她發現自己坐在保健室的辦公座位上,對面坐著校長,那張椅子應該是校長自行搬來的吧?
「諾里他沒事,倒是千令那孩子,都確認好之後就把我們所有人都趕出來了。」校長喝了一口茶,用一種「孩子們終於長大了」的語氣說話。
柳倩柔不確定校長是否有想到自己想的那個層面,但對方確實也是半放手了。
剩下的就讓孩子們自己處理吧,時間會驗證一切的。
尤其是羅千令這孩子,以前身上多少刺啊!現在遇到這個同學,不知為何刺都掉光光了。
柳倩柔欣慰地笑了笑。
「欸!校長,你那還有茶嗎?也給我來一壺唄!」
而獨立醫護間裡面,羅千令搬了張小矮凳坐到林諾里的床邊,看著那緊閉雙目的寧靜睡顏,不自覺地吞了下口水。

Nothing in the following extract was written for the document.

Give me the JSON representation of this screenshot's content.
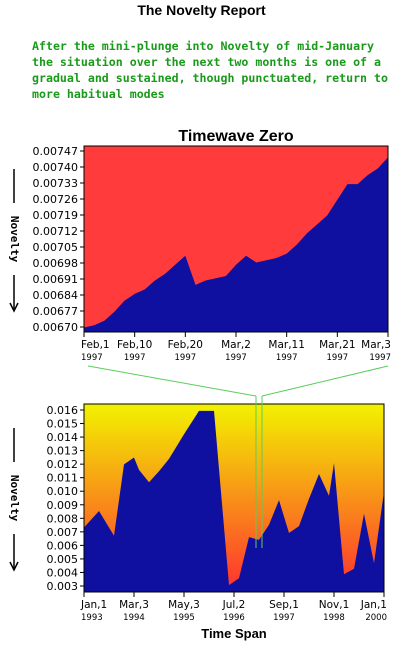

雪狐王子伸手輕輕碰觸眼前人的額際,傳來令人安心的溫度之後才收回手。
姐姐說的對,他把人害成這樣,確確實實必須對其負責。
「醒了?」看到對方微微睜開的眼眸,羅千令又變作平常那副冰冷模樣,畢竟自己還沒想好要用甚麼樣的姿態跟這人相處。
「嗯。」林諾里應聲,然後撐了撐床,似乎是想要坐起身來。
「別亂動,先躺好,你現在還太虛弱了。」羅千令微微皺眉,眼中透出的卻是擔憂。
「冰山大人甚麼時候這麼溫柔體貼了……可是我還要回家吧……」接受到雪狐那殺人一般的視線,少年趕忙打住自己的調侃,轉了話鋒。
「現在都晚上七點了,而且這麼虛弱,你要怎麼回家?校長他們商量過了,你就在這裡好好休息,有我負責照看,反正回家後也就你一個人,在這裡還有我陪著你。」不知道是最後一句講起來特別彆扭還是怎樣,羅千令的耳尖有些泛紅。
「喔……知道了,那你睡哪裡?」林諾里看著對方這副模樣,一臉瞭然於心,故意不去點破那點小心思,而是順著問起對方的情況。
「沒事,我不累,真的不行我還有那張工學椅。」雪狐殿下擺擺手,示意少年不用為了自己操心。
「這怎麼可以!你照顧我這麼辛苦,我還給你添這麼多麻煩,怎麼可以我舒舒服服躺床,而你睡在椅子上,不行不行,我不同意。」林諾里聽到對方打算這樣隨便敷衍了事,忍不住嚴肅起來。
「那你說要怎麼辦……」羅千令小聲嘀咕著。
「跟我一起睡。」雖然他神情嚴肅,但林諾里還是意識到這樣子說好像有點不太對勁,趕忙重新聲明了一遍,「咳咳!我是說這張床很大,是雙人床,另一半給你躺。」
說完自己往裡面挪了挪,然後拍拍空出來的床位。
「啊……喔……」面對此情此景,羅千令愣了愣,但還是乖乖躺了上去。
其實他亞空間裡也有床的……但某雪狐並不打算把這件事情說出來,一個人躺這麼大的床也會孤獨的吧?他這麼說服自己。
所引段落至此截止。